三成、と呼ばれていたが、最初に思い浮かぶのは、やはり、豊臣 秀吉の忠臣だったという石田 三成だろう。

それから、浮遊男は刑部。
律令制が施行された時代に、裁判と刑罰の執行を執り行った刑部省での役職に因んだ呼び名か。
業病や癘病にかかっていたという点を鑑みれば、刑部少輔、大谷 吉継が思い浮かぶが……なかなかにマニアックだ。

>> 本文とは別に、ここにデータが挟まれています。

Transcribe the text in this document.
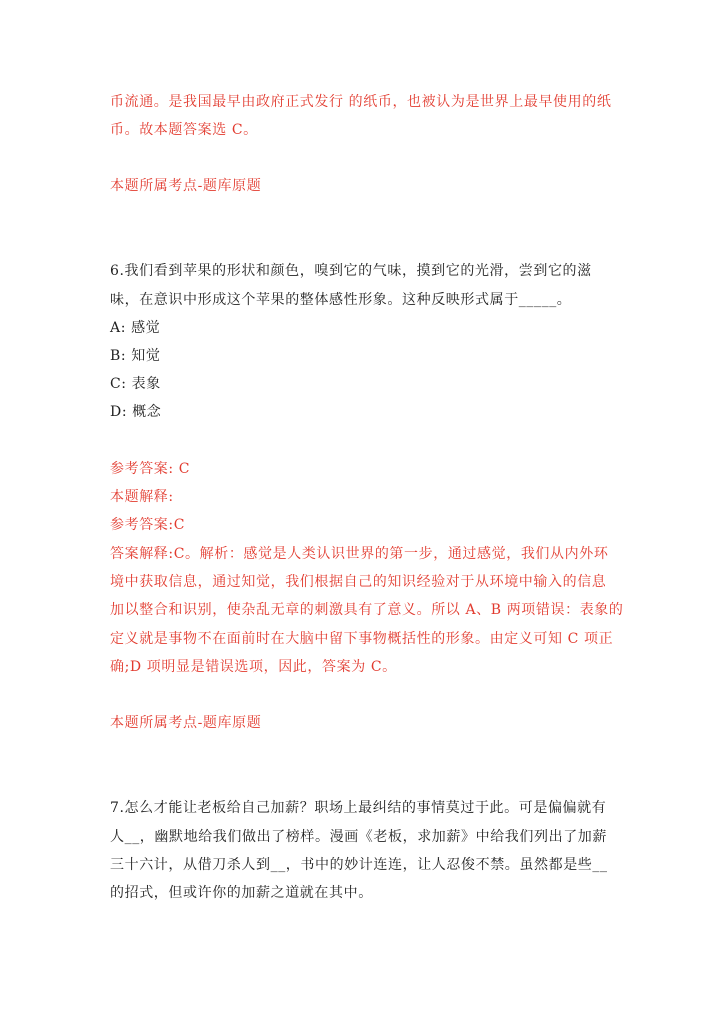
币流通。是我国最早由政府正式发行 的纸币，也被认为是世界上最早使用的纸
币。故本题答案选 C。
本题所属考点-题库原题
6.我们看到苹果的形状和颜色，嗅到它的气味，摸到它的光滑，尝到它的滋
味，在意识中形成这个苹果的整体感性形象。这种反映形式属于_____。
A: 感觉
B: 知觉
C: 表象
D: 概念
参考答案: C
本题解释:
参考答案:C
答案解释:C。解析：感觉是人类认识世界的第一步，通过感觉，我们从内外环
境中获取信息，通过知觉，我们根据自己的知识经验对于从环境中输入的信息
加以整合和识别，使杂乱无章的刺激具有了意义。所以 A、B 两项错误：表象的
定义就是事物不在面前时在大脑中留下事物概括性的形象。由定义可知 C 项正
确;D 项明显是错误选项，因此，答案为 C。
本题所属考点-题库原题
7.怎么才能让老板给自己加薪？职场上最纠结的事情莫过于此。可是偏偏就有
人__，幽默地给我们做出了榜样。漫画《老板，求加薪》中给我们列出了加薪
三十六计，从借刀杀人到__，书中的妙计连连，让人忍俊不禁。虽然都是些__
的招式，但或许你的加薪之道就在其中。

あとは、だれを呼んだものか分からないが、前田、そして家康。

何かと戦国武将みたいな名前が多いが、そういう新手のサークルだろうか。

完全に思考に溺れていた識がふと気が付くと、目の前で大きな掌がひらひらと振られていた。

「おい、アンタ、大丈夫か?
 さっきからあんまりにも静かにしてるから……」

心配そうに眉尻を下げる、紫の衣装の男に、識は、すみません、と謝って、周囲を見廻した。

赤い青年と迷彩男は、まだ口論を続けており、
浮遊男は、緑の男と並んで耳をふさいでいる。
青い青年と極道風の男は値踏みするように識の方をみており、
その向こうで特徴的な前髪の男は、黄色いパーカーの青年とじゃれており、
紫の男は識の目の前で(´・ω・`)ショボンとしており、
それらの輪から少し離れたところで派手な格好の男が所在なさげに佇んでいた。

『(本当に何なんだろう……この人たちは……)』

考えても埒はあかなそうだ、と識は首を振ると、困った表情の派手男に手招きをした。